Hamdipun geram mendengar apa yang ucapkan Edi Maco. Panas Hatinya tidak terkira.”Ingin rasanya saya ulangi dengan dia pak. Ingin rasanya saya menghantam ulu hatinya dengan tangan saya kembali.” ucapnya geram.“Ahh tidak usah Hamdi. Hanya membuang buang waktumu saja. Apalagi dia dan anggotanya cukup banyak. Jika kau mulai lagi maka masalah dengannya tidak akan pernah selesai. Yang namanya dendam tidak akan pernah sudah. Sedangkan disini kau hanya seorang diri. Menurut saya yang harus kau lakukan saat ini adalah kau pulihkan kesehatan dan badanmu dulu, setelah itu kau cari adikmu. Saya rasa hal itu lebih bermanfaat dan berguna daripada kau terus mengusung dendam. Tuhan pasti akan membalas juga apa yang telah dia lakukan terhadapmu.” Edi Maco menjelaskan.

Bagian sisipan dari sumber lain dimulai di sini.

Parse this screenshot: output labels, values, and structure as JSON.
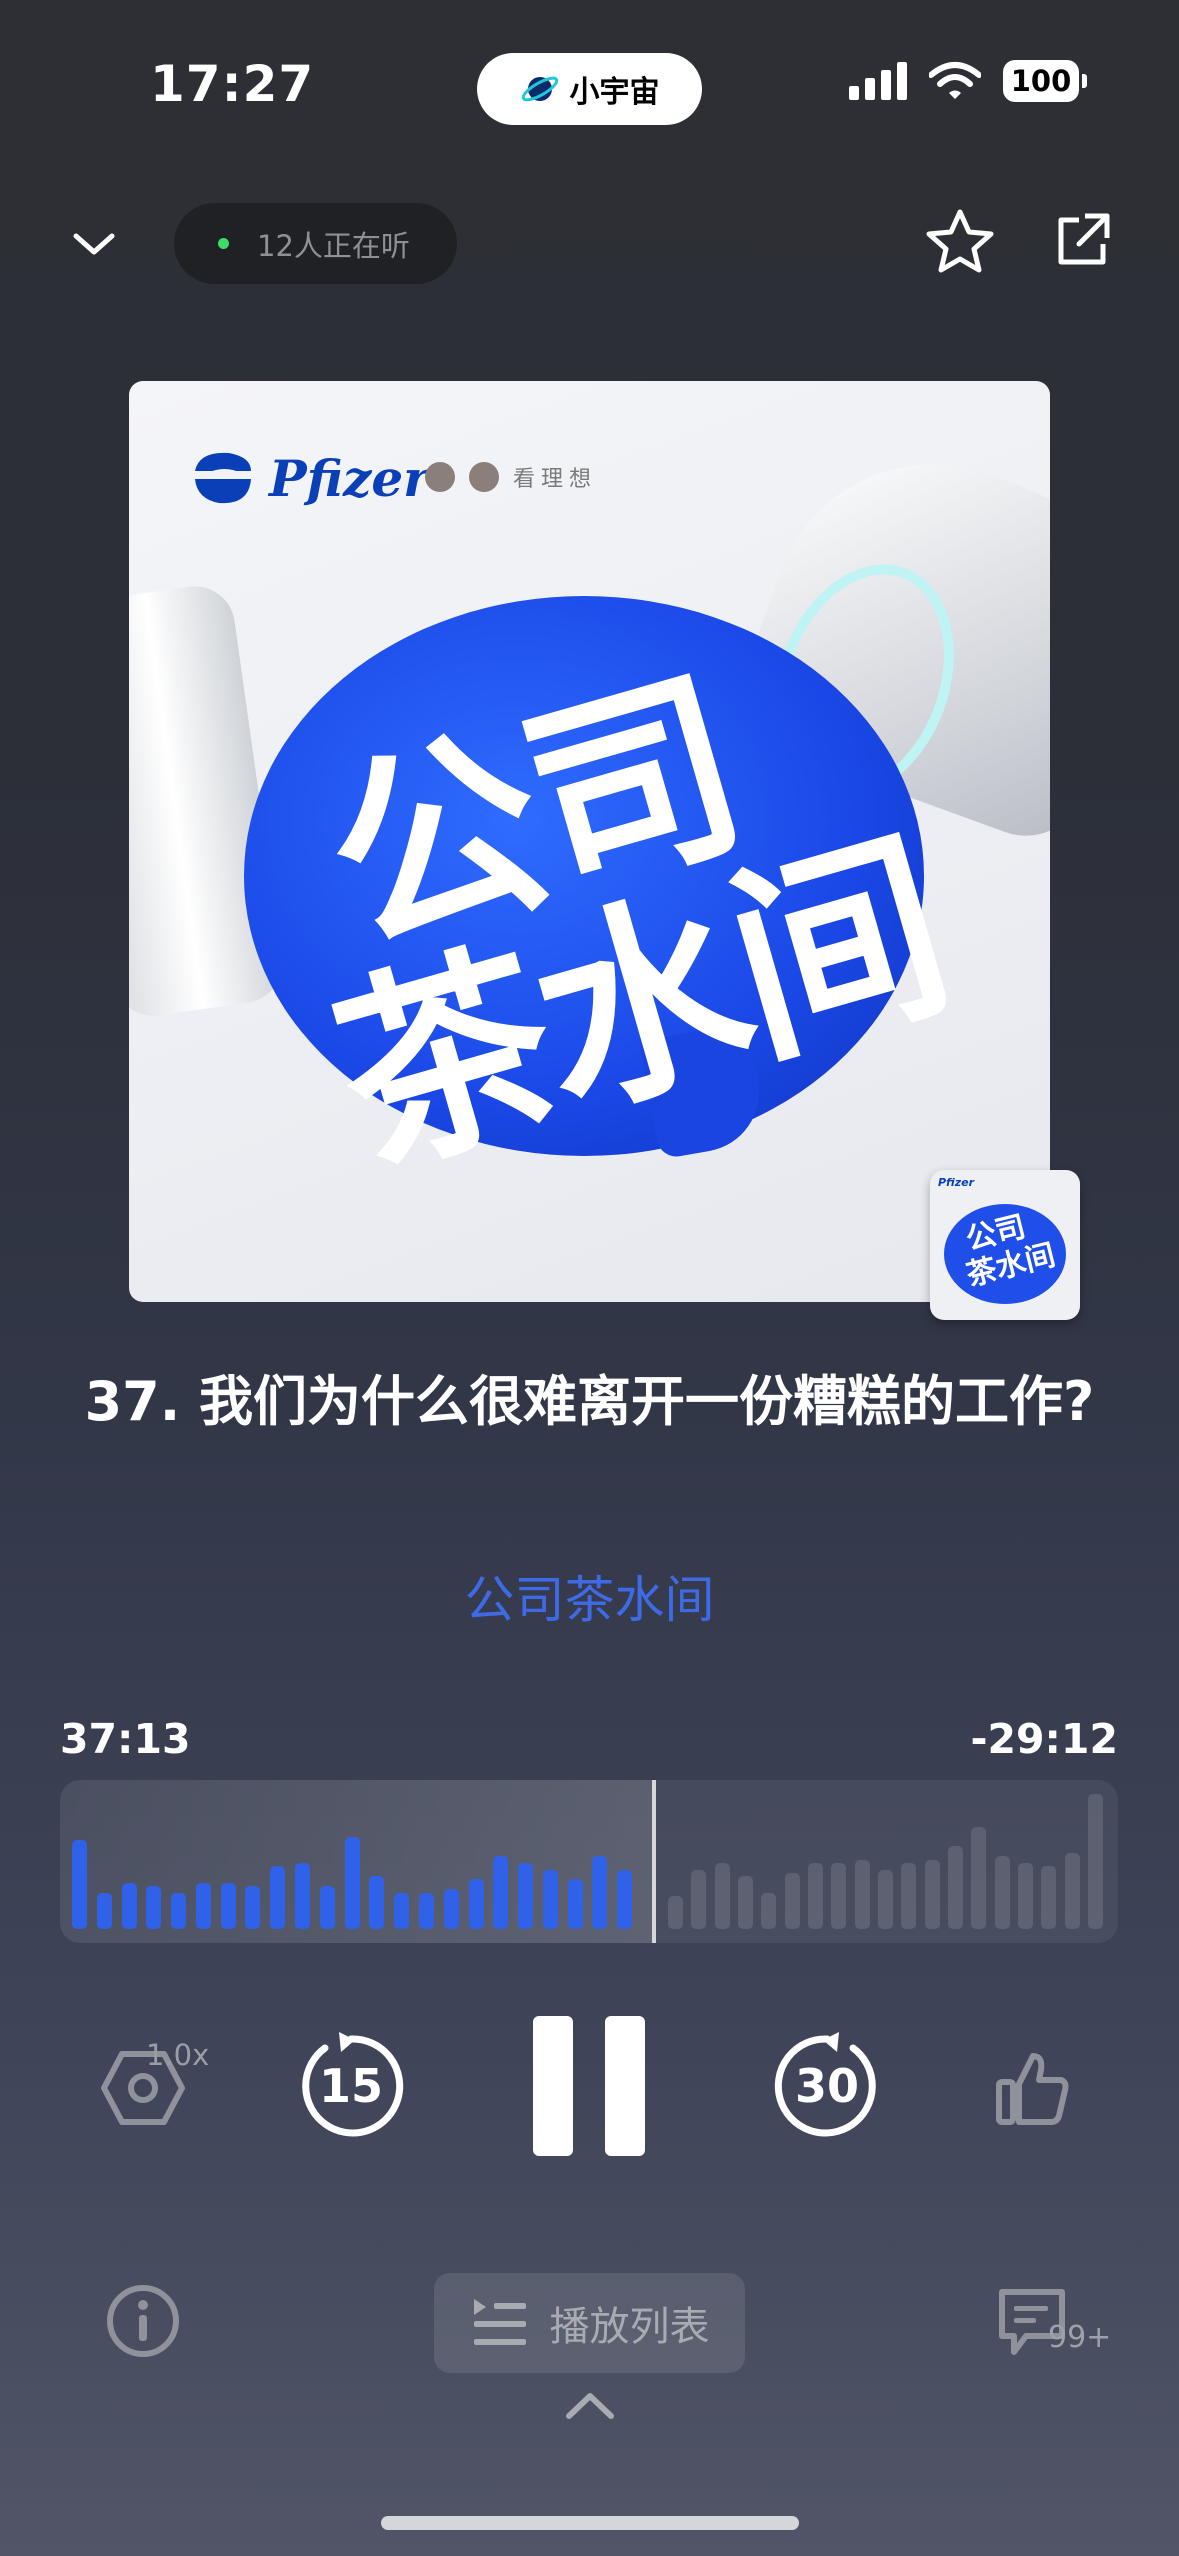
{
  "status_bar": {
    "time": "17:27",
    "island_app": "小宇宙",
    "battery": "100"
  },
  "header": {
    "listeners": "12人正在听",
    "icons": [
      "chevron-down-icon",
      "star-icon",
      "share-icon"
    ]
  },
  "cover": {
    "brand": "Pfizer",
    "partner": "看理想",
    "title_line1": "公司",
    "title_line2": "茶水间"
  },
  "episode": {
    "title": "37. 我们为什么很难离开一份糟糕的工作?",
    "podcast": "公司茶水间"
  },
  "player": {
    "elapsed": "37:13",
    "remaining": "-29:12",
    "progress_fraction": 0.56,
    "speed": "1.0x",
    "skip_back": "15",
    "skip_forward": "30",
    "waveform_played": [
      54,
      22,
      28,
      26,
      22,
      28,
      28,
      26,
      38,
      40,
      26,
      56,
      32,
      22,
      22,
      24,
      30,
      44,
      40,
      36,
      30,
      44,
      36
    ],
    "waveform_remaining": [
      20,
      36,
      40,
      32,
      22,
      34,
      40,
      40,
      42,
      36,
      40,
      42,
      50,
      62,
      44,
      40,
      38,
      46,
      82
    ]
  },
  "bottom": {
    "playlist_label": "播放列表",
    "comment_count": "99+"
  },
  "colors": {
    "accent_blue": "#3e6ae6",
    "wave_blue": "#2f62e8",
    "listening_green": "#3ddc67"
  }
}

Ucapan Edi Maco membuat Hamdi lumayan tenang.“Begini saja Hamdi, hari ini kau berobat dulu ke rumah sakit untuk melihat kondisimu. Setelah itu untuk bagaimana kedepannya nanti kita pikirkan. Berhubung saat ini saya ada keperluan mengisi barang dagangan ke pasar, untuk ke rumah sakit pagi ini kau bisa pergi bersama Hana. Dia yang akan mengantar engkau. Nanti saya beri engkau biaya.” ucap Edi Maco.
Hamdi diam tak menanggapi suruhan Edi Maco. Rasa segan atas kebaikan yang sekarang semakin berlipat di hatinya. Sudahlah diselamatkan, sekarang diserahkan untuk berobat pula.“Buk, nanti berikan mereka uang untuk berobat. Hari sudah jam 8, saya ke pasar dulu.” Ucap edi maco sambil beranjak dari tempat duduknya."Baik uda,” ucap istri Edi Maco. Edi Maco meninggalkan meja makan. Istrinya dan Hana dengan segera membereskan meja makan. Melihat meja makan dibersihkan Hamdi pun berdiri, dia beranjak ke kursi di ruangan depan. Duduk dan melihat lihat keluar sejenak. Tak berapa lama, terdengar istri Edi Maco berbicara di belakangnya “Hamdi, segeralah engkau bersiap. Hana akan membawamu memeriksa keadaan ke rumah sakit umum di daerah Bukit Apit." ujarnya sambil tersenyum."Baiklah bu” balas Hamdi dengan santun. Hamdi segera ke atas, kelantai dua untuk bersiap dan berpakaian yang lebih baik.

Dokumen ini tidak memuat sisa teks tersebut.